# skimmed goat milk for yogurt?



## ohiogoatgirl (Aug 27, 2010)

i make butter and chees from my goats milk. i have a seperator and tend then end up with "skim milk" that i never seem to be able to use fast enough.

my seperator is set so that the "skim milk" actually comes out more like a bit better then "whole" store bought milk. at least flavor wise to my family it seems that way.

i'm wondering if i could make yogurt from it?

i have my first test jar of my first ever yogurt now incubating. i'm so excited about it and time seems to be passing really slowly. 
anyhow, i already am reading that goat milk tends to be runny yogurt anyways. i didnt add any thickeners or anything at all to my first test batch. just the milk and culture. so depending on how it turns out i may try adding gelatin to it.
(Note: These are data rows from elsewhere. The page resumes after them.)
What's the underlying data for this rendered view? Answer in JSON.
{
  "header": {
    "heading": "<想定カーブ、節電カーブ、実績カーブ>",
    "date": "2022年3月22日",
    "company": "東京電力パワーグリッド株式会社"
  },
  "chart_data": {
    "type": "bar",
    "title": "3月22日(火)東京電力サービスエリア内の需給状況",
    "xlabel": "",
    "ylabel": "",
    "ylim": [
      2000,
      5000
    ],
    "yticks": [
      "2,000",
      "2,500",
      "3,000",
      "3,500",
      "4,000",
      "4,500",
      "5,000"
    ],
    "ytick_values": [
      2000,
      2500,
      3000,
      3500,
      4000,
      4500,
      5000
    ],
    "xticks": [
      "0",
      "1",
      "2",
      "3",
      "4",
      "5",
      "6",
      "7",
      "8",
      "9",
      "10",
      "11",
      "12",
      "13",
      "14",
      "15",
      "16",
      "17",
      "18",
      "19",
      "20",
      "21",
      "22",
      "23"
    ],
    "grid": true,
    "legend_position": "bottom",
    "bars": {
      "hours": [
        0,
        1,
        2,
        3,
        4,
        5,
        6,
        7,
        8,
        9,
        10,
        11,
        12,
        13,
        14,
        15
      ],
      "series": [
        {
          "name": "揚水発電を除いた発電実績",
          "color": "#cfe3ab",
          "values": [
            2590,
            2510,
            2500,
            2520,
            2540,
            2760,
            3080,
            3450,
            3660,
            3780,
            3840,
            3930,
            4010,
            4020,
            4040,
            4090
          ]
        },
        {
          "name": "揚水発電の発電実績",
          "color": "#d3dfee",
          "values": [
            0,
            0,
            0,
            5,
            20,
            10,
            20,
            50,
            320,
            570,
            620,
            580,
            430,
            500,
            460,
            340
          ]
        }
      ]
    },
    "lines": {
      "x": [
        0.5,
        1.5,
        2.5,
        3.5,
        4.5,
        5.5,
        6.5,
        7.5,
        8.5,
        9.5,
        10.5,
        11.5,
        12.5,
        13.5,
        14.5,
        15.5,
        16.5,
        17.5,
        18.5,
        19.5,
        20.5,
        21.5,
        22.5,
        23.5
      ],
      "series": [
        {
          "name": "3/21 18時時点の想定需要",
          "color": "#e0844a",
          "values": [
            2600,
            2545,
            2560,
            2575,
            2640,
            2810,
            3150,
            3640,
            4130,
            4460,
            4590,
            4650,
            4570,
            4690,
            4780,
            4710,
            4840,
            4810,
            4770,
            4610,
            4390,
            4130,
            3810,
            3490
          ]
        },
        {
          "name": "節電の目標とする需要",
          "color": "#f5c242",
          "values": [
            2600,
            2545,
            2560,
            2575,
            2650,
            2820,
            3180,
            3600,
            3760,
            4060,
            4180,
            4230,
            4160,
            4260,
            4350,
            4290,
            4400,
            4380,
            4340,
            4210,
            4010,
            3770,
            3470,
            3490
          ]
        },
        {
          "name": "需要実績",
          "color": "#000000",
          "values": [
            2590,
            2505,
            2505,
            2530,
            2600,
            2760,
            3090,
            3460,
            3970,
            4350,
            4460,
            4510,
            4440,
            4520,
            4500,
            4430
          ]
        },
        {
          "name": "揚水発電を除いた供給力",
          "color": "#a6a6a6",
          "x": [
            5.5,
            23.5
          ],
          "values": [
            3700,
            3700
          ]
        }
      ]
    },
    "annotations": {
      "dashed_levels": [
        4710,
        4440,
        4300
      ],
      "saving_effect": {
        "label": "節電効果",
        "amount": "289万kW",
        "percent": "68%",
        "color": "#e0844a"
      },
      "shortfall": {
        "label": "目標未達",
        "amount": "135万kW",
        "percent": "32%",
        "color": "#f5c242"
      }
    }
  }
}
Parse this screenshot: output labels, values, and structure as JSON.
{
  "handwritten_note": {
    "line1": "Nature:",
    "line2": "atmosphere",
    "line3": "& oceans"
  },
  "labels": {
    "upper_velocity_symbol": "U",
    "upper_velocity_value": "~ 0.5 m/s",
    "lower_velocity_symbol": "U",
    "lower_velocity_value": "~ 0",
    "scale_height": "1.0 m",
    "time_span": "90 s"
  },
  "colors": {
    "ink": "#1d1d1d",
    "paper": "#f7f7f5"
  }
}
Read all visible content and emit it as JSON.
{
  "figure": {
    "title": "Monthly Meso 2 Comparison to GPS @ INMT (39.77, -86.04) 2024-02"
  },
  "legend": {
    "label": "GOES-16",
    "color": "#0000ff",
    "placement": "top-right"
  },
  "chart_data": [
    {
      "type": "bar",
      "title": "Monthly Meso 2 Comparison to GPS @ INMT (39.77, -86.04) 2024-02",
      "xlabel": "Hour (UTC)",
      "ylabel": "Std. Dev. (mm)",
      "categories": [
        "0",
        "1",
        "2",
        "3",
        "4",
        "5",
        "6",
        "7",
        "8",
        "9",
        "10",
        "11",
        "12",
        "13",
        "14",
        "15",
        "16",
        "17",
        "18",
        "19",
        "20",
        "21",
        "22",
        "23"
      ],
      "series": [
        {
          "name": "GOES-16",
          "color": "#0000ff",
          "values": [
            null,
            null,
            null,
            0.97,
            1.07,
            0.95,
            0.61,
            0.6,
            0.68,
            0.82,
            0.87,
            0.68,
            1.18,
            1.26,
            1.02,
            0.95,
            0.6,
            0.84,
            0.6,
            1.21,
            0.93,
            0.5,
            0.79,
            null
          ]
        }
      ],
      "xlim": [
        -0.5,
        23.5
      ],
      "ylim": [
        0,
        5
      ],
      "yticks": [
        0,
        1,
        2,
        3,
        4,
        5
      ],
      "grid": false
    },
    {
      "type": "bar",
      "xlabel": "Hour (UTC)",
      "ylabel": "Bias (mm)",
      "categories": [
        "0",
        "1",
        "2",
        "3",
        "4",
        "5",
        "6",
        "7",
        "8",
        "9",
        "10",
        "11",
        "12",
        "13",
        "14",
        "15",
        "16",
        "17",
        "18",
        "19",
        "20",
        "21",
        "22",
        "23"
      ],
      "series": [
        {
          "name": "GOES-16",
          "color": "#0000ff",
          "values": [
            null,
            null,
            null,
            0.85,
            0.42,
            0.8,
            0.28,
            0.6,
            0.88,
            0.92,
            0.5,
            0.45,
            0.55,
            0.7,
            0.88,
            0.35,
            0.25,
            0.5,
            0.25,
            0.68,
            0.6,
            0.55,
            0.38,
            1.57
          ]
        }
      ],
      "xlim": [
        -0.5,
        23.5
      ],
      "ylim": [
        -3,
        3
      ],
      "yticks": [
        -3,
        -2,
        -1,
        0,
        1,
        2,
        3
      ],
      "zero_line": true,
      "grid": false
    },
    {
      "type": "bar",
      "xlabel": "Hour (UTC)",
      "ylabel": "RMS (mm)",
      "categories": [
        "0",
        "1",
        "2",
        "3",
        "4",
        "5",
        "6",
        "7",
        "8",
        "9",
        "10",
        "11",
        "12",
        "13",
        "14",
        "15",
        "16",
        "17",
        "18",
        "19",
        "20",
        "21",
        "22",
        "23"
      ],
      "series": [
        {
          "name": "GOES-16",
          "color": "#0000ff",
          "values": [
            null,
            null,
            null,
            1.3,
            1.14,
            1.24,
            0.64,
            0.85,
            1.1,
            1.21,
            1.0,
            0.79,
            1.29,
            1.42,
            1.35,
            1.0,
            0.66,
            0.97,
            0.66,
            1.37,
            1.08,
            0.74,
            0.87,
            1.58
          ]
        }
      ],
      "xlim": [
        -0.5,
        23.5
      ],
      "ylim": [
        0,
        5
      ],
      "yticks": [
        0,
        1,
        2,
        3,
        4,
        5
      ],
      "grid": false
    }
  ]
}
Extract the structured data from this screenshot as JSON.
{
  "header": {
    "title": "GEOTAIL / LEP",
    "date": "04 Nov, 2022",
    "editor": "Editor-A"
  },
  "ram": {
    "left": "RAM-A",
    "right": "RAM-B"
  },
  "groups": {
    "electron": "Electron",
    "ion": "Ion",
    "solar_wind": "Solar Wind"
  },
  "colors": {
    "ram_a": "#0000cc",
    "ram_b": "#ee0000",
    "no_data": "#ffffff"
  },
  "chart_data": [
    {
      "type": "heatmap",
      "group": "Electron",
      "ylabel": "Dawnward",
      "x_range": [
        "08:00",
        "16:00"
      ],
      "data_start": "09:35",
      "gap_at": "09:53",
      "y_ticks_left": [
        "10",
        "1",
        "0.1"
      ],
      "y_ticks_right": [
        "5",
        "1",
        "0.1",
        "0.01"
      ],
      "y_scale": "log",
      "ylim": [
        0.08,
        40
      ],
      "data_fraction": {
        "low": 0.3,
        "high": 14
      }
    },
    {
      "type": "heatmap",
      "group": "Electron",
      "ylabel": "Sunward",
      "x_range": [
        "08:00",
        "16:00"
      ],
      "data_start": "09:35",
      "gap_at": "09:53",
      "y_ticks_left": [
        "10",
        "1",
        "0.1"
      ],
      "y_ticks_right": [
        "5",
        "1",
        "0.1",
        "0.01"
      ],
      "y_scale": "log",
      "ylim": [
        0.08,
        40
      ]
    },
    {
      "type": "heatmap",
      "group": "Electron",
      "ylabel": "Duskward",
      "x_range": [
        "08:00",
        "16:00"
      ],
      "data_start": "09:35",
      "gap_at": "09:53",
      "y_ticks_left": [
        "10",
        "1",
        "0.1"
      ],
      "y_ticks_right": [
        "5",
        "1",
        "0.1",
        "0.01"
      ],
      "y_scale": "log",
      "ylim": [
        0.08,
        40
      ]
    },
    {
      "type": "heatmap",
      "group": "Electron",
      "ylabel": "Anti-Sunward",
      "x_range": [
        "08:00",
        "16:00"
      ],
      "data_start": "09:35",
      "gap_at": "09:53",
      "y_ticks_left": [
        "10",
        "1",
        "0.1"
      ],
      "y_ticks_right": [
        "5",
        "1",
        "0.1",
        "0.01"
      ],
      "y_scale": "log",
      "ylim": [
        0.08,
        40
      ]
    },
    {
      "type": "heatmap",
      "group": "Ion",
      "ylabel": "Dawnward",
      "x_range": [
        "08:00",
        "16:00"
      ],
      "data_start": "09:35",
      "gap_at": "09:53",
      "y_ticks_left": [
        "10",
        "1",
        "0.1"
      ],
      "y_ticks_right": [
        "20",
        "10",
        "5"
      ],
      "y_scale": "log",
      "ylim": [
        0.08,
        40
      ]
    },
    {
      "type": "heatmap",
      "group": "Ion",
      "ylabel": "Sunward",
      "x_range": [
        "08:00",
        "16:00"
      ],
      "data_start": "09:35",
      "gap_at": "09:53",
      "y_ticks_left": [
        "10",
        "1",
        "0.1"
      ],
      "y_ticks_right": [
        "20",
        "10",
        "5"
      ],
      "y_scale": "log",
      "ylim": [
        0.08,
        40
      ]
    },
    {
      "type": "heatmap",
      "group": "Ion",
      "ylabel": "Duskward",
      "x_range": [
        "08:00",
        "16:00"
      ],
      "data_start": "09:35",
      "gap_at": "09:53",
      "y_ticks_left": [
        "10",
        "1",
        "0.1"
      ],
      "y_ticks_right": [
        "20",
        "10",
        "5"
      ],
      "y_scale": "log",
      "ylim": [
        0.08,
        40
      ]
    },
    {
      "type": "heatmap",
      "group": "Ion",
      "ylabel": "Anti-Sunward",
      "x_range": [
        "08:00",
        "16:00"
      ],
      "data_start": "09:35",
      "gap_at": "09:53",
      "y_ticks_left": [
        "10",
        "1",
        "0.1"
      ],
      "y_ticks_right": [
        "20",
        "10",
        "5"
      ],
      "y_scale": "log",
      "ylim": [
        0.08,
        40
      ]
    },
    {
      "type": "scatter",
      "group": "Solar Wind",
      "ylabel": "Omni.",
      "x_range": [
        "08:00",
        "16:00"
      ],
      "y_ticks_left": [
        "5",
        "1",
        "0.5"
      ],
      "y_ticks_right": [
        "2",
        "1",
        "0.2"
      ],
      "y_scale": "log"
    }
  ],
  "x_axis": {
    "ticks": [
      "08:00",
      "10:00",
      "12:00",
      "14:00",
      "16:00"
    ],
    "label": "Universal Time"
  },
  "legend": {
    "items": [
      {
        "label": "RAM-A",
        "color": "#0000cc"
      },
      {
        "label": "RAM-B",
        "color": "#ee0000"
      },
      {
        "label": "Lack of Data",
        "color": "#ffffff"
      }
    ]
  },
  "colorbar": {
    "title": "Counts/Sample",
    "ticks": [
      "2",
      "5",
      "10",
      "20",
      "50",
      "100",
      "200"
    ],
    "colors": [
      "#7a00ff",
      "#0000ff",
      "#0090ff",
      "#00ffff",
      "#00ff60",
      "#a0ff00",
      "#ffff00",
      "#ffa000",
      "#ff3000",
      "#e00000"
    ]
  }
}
and i'm guessing that if i tried making yogurt with my "skim" goat milk that i would definitely need to add gelatin to it for thickening because it will have less good stuff in it for making the yogurt.

think this is something to try or no?
thanks!


----------



## Dreaming2Loudly (Apr 19, 2007)

Just now finished my postings on facebook for my yogurt experiment. Did 4 different jars and 2 were with skimmed milk. You can read about it here http://www.facebook.com/pages/Mystic-Hollow-Farm/260067796765


----------



## ohiogoatgirl (Aug 27, 2010)

awesome! i "like"d the page and did some comments. very cool!


----------